More than 1,000 people have been arrested during Operation Midway Blitz, Russell Hott, ICE field director in Chicago, told Block Club earlier this month.
But over the past month, federal agents have shot at least two people, killing one; repeatedly tear-gassed protesters and first responders; shot rubber bullets at protesters; detained U.S. citizens, including children; smoke bombed and tear-gassed more than one Chicago street; fired a chemical weapon at a TV reporter and detained a journalist, among other incidents.
“I want to be absolutely clear, the only people at risk in this moment are the residents of the city of Chicago. The only people walking around with military weapons, tear gas, rubber bullets are ICE agents,” Fuentes said. “The only people who have been shooting at people, running people over, killing an individual — Silverio Villegas González — in a suburb outside of Chicago have been ICE agents.”

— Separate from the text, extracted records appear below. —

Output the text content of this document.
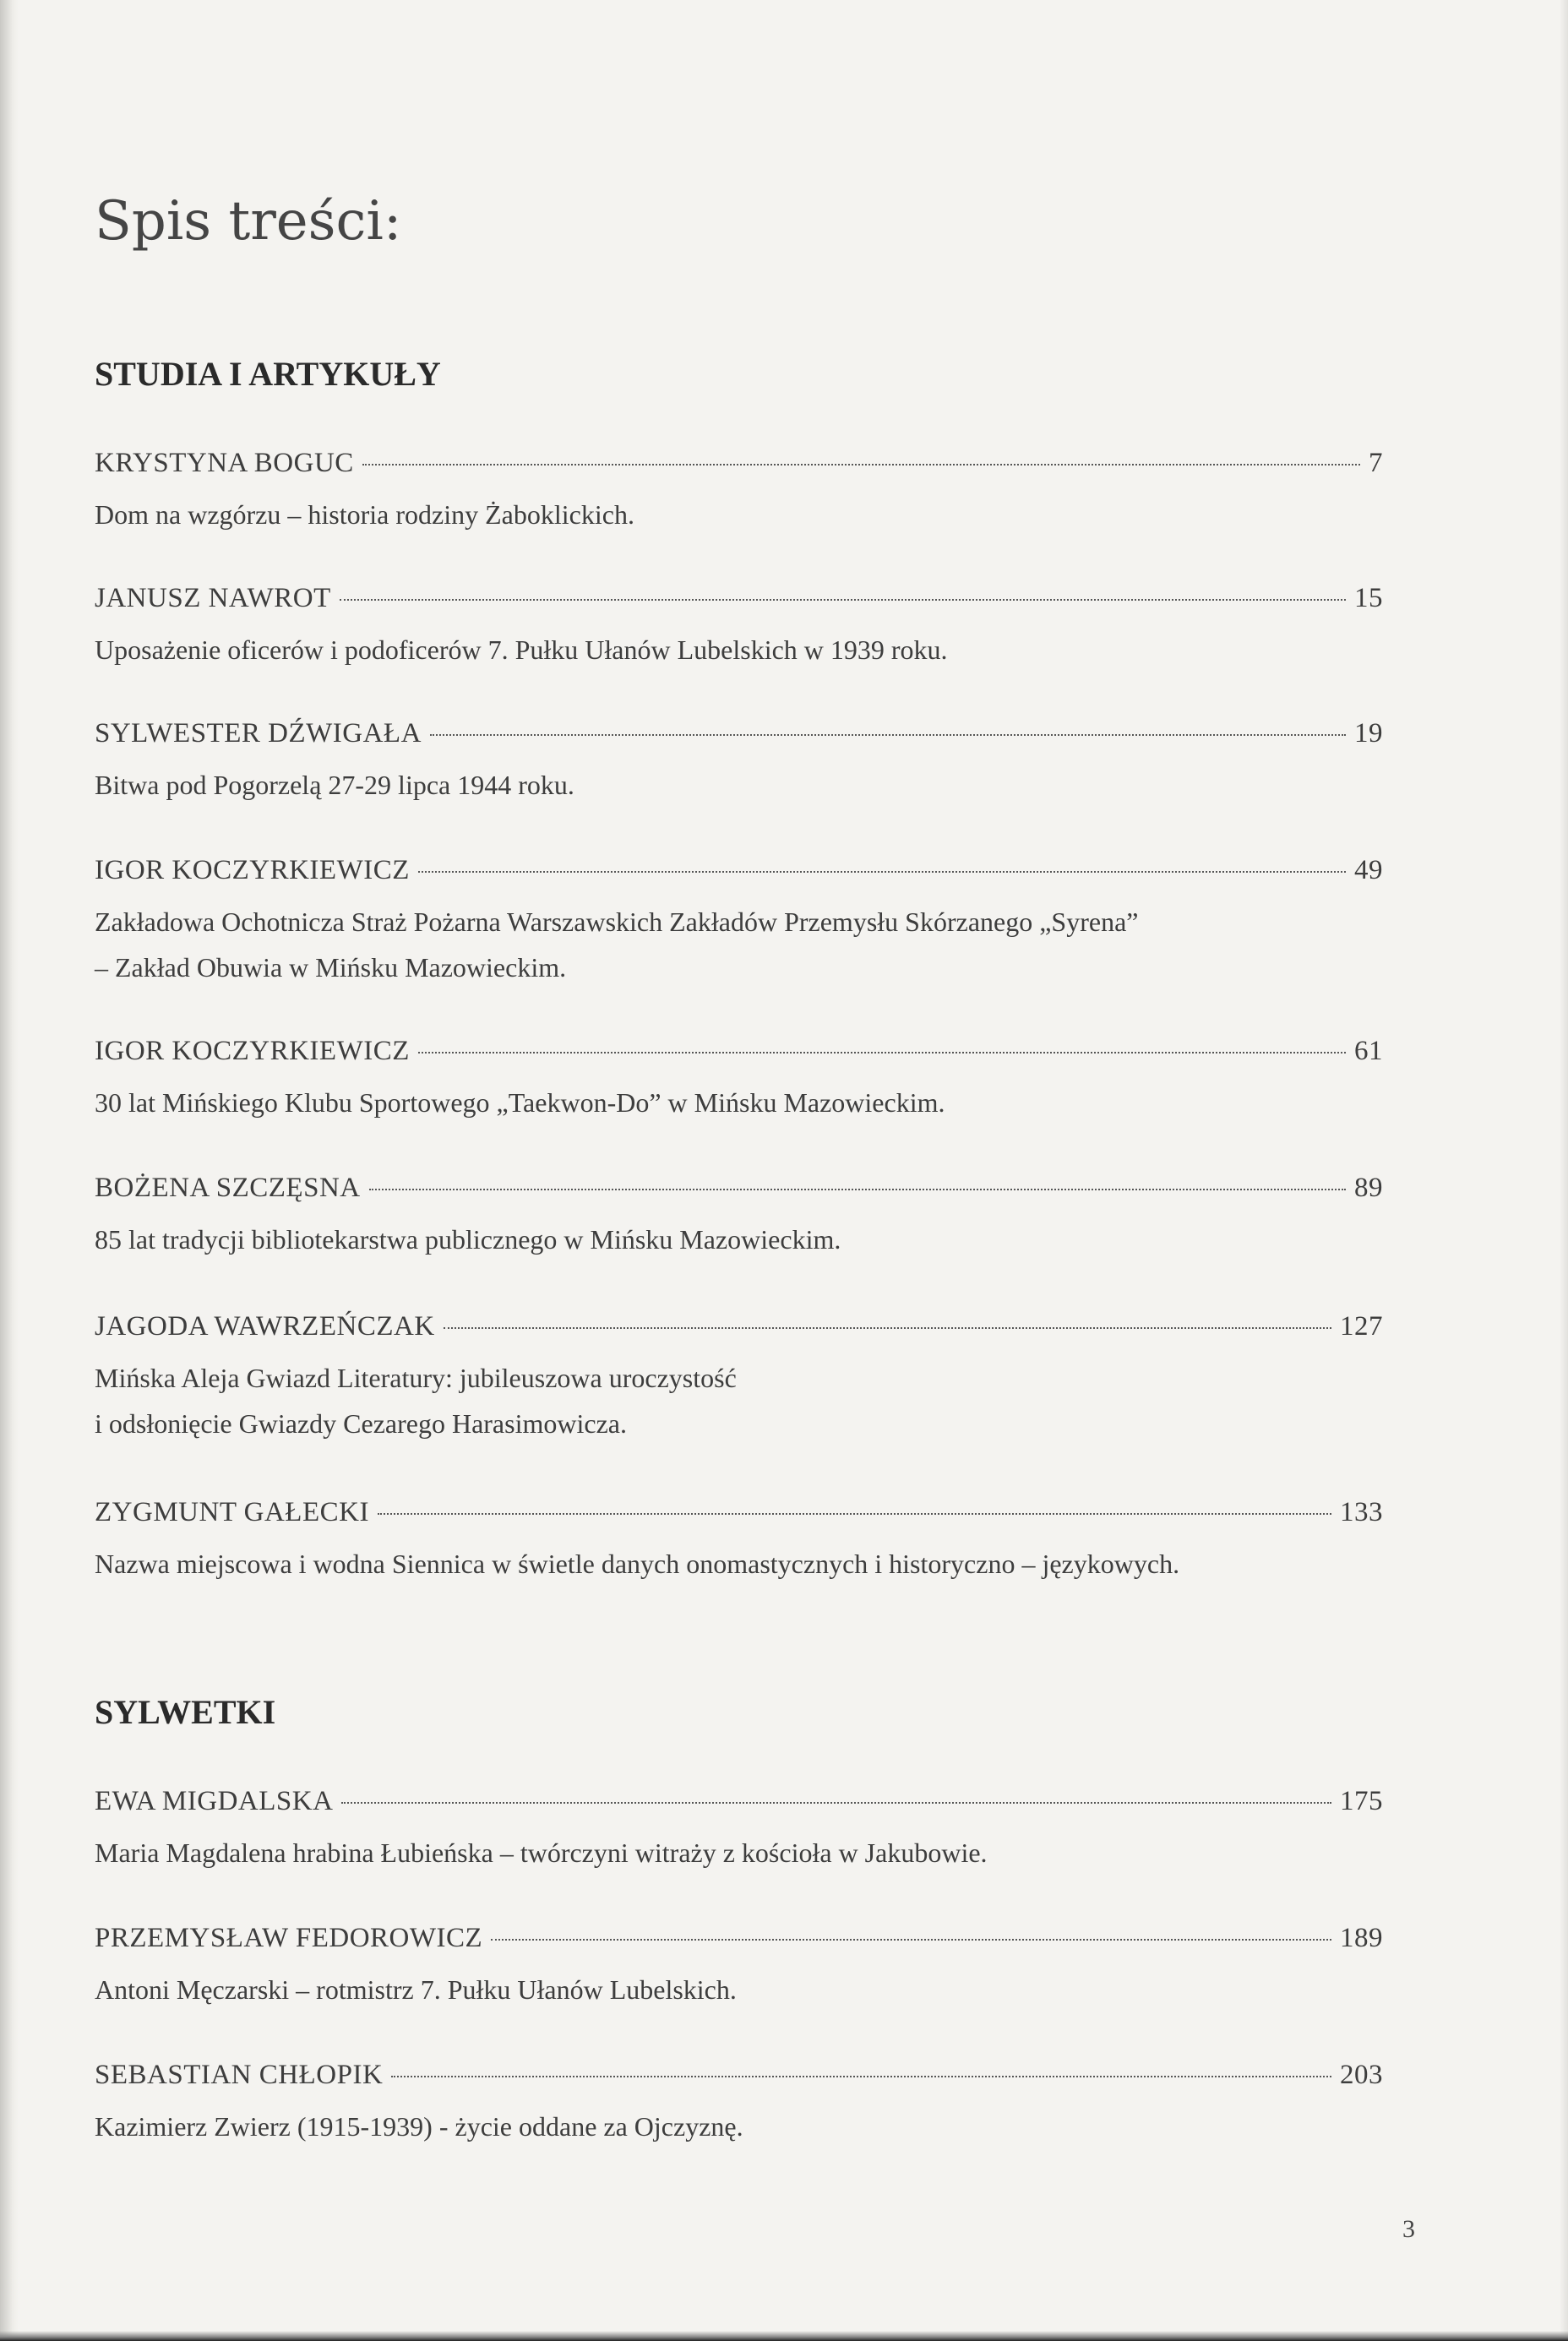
Spis treści:
STUDIA I ARTYKUŁY
KRYSTYNA BOGUC	7
Dom na wzgórzu – historia rodziny Żaboklickich.
JANUSZ NAWROT	15
Uposażenie oficerów i podoficerów 7. Pułku Ułanów Lubelskich w 1939 roku.
SYLWESTER DŹWIGAŁA	19
Bitwa pod Pogorzelą 27-29 lipca 1944 roku.
IGOR KOCZYRKIEWICZ	49
Zakładowa Ochotnicza Straż Pożarna Warszawskich Zakładów Przemysłu Skórzanego „Syrena”
– Zakład Obuwia w Mińsku Mazowieckim.
IGOR KOCZYRKIEWICZ	61
30 lat Mińskiego Klubu Sportowego „Taekwon-Do” w Mińsku Mazowieckim.
BOŻENA SZCZĘSNA	89
85 lat tradycji bibliotekarstwa publicznego w Mińsku Mazowieckim.
JAGODA WAWRZEŃCZAK	127
Mińska Aleja Gwiazd Literatury: jubileuszowa uroczystość
i odsłonięcie Gwiazdy Cezarego Harasimowicza.
ZYGMUNT GAŁECKI	133
Nazwa miejscowa i wodna Siennica w świetle danych onomastycznych i historyczno – językowych.
SYLWETKI
EWA MIGDALSKA	175
Maria Magdalena hrabina Łubieńska – twórczyni witraży z kościoła w Jakubowie.
PRZEMYSŁAW FEDOROWICZ	189
Antoni Męczarski – rotmistrz 7. Pułku Ułanów Lubelskich.
SEBASTIAN CHŁOPIK	203
Kazimierz Zwierz (1915-1939) - życie oddane za Ojczyznę.
3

Chicagoans have sought ways to resist violence from the federal government, like blowing whistles to alert neighbors that federal agents are near, recording federal agents and putting up signs in businesses informing agents they are not welcome on the premises.
And federal courts have dealt the Trump administration a series of defeats: A judge ruled this month that federal agents illegally arrested more than two dozen people without warrants earlier this year in Chicago, violating a consent decree — and opening the door to potentially hundreds of people more recently arrested going free.
A federal judge ruled Oct. 9 that federal immigration agents who aren’t working undercover are required to have visible identification anytime they’re on the job in Chicago and surrounding areas. And court orders last week also directed agents to stop attacking journalists and peaceful protesters.
“What [House Speaker Mike] Johnson and everyone else is saying is to continue to create a fabricated narrative that somehow, in the city of Chicago, people are violent, so it can justify the sort of atrocities and the violence that we are seeing on behalf of federal agents,” Fuentes said. “Us having rapid responders, it’s what is keeping our neighbors safe.”